The ipf.rules allowed all the right protocols, and the ipnat.rules was set
up this way:

# Allow the outside workd to see this one machine
bimap sis1 192.168.0.183/32 -> 63.205.237.183/32

# Allow all our internal machines to go out
map sis1 192.168.0.0/28 -> 63.205.237.162/32 proxy port ftp ftp/tcp
map sis1 192.168.0.0/28 -> 63.205.237.162/32 portmap tcp/udp 10000:60000
map sis1 192.168.0.0/28 -> 63.205.237.162/32

When I was unable to make this work, I tried to find another way, that
didn't use NAT.  I turned it off, and set both machines up differently.

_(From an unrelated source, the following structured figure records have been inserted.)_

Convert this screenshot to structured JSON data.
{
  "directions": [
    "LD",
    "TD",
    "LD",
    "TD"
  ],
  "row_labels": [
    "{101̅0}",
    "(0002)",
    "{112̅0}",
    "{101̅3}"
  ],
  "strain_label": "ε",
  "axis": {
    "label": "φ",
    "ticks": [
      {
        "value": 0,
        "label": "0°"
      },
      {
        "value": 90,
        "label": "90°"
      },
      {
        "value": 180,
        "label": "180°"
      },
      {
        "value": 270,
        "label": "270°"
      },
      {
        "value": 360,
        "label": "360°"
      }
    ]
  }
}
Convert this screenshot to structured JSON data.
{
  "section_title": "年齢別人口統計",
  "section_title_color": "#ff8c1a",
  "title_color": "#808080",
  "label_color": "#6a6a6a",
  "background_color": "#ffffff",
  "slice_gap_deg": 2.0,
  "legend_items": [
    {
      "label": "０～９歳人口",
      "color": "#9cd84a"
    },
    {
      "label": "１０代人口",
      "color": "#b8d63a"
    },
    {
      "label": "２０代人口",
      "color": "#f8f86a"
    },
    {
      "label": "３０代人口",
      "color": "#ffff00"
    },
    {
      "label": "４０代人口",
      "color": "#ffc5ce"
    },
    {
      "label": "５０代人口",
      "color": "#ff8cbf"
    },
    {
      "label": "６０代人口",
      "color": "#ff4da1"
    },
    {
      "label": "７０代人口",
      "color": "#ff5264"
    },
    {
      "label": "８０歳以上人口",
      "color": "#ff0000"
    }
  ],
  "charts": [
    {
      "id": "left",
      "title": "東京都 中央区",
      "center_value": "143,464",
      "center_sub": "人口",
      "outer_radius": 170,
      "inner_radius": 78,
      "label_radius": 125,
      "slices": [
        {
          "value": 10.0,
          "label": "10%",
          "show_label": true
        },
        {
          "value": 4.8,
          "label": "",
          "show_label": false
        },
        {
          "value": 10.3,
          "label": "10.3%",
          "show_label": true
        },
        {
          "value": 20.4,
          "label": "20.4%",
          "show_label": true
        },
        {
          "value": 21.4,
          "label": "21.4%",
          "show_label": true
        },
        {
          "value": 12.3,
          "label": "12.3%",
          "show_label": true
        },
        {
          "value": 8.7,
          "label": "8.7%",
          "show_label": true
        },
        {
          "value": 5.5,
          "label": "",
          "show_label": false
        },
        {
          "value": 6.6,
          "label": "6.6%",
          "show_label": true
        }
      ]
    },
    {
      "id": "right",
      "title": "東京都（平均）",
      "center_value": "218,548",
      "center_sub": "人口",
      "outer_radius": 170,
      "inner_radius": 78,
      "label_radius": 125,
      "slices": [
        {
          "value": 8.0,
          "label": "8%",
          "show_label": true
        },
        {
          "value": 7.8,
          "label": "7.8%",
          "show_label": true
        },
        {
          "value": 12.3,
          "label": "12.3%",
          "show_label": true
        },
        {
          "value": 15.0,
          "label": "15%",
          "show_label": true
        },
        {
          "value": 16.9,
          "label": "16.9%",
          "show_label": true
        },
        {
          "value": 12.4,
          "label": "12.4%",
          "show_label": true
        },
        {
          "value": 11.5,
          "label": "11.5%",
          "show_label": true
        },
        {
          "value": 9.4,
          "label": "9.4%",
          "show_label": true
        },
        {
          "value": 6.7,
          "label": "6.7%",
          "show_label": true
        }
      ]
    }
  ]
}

I also have been trying to set up static routes for the machine.  I put it
on the 192.168.0 side of the firewall, but with a 63.205.237 address. This
server runs Linux, and I added a static route:

route add -host 192.168.0.xxx 63.205.237.xxx

On the OpenBSD firewall, I added a static route back:

route add -host 63.204.237.xxx 192.168.0.xxx

The route commands seemed to work.  I tried pinging from one machine to
the other, though, and could get no response.  tcpdump shows the
63.204.237.xxx machine's echo request on both it, and on the firewall, but
no replies are sent.  My firewall rules allow ICMP, and I can ping
elsewhere just fine, even through NAT.

OpenBSD begins to log messages, too:

Apr 1 12:43:17 muspell /bsd: arplookup: unable to enter address for  63.205.237.xxx
Apr 1 12:43:17 muspell /bsd: arpresolve: can't allocate llinfo

It seems to be unable to install the arp entry for the static routed
machine.  I don't know why it wouldn't be able to.

Can anybody suggest what I might be doing wrong, or another way to allow
access to a machine through the firewall?

I've been messing with this on and off for a week now, and have no other
ideas on how I might get what I need to work.  Thank you for any
suggestions you can give.  I hope I haven't confused everybody terribly
with this long message.

-- 
Louis Erickson - wwonko@rdwarf.com - http://www.rdwarf.com/~wwonko/

Old soldiers never die.  Young ones do.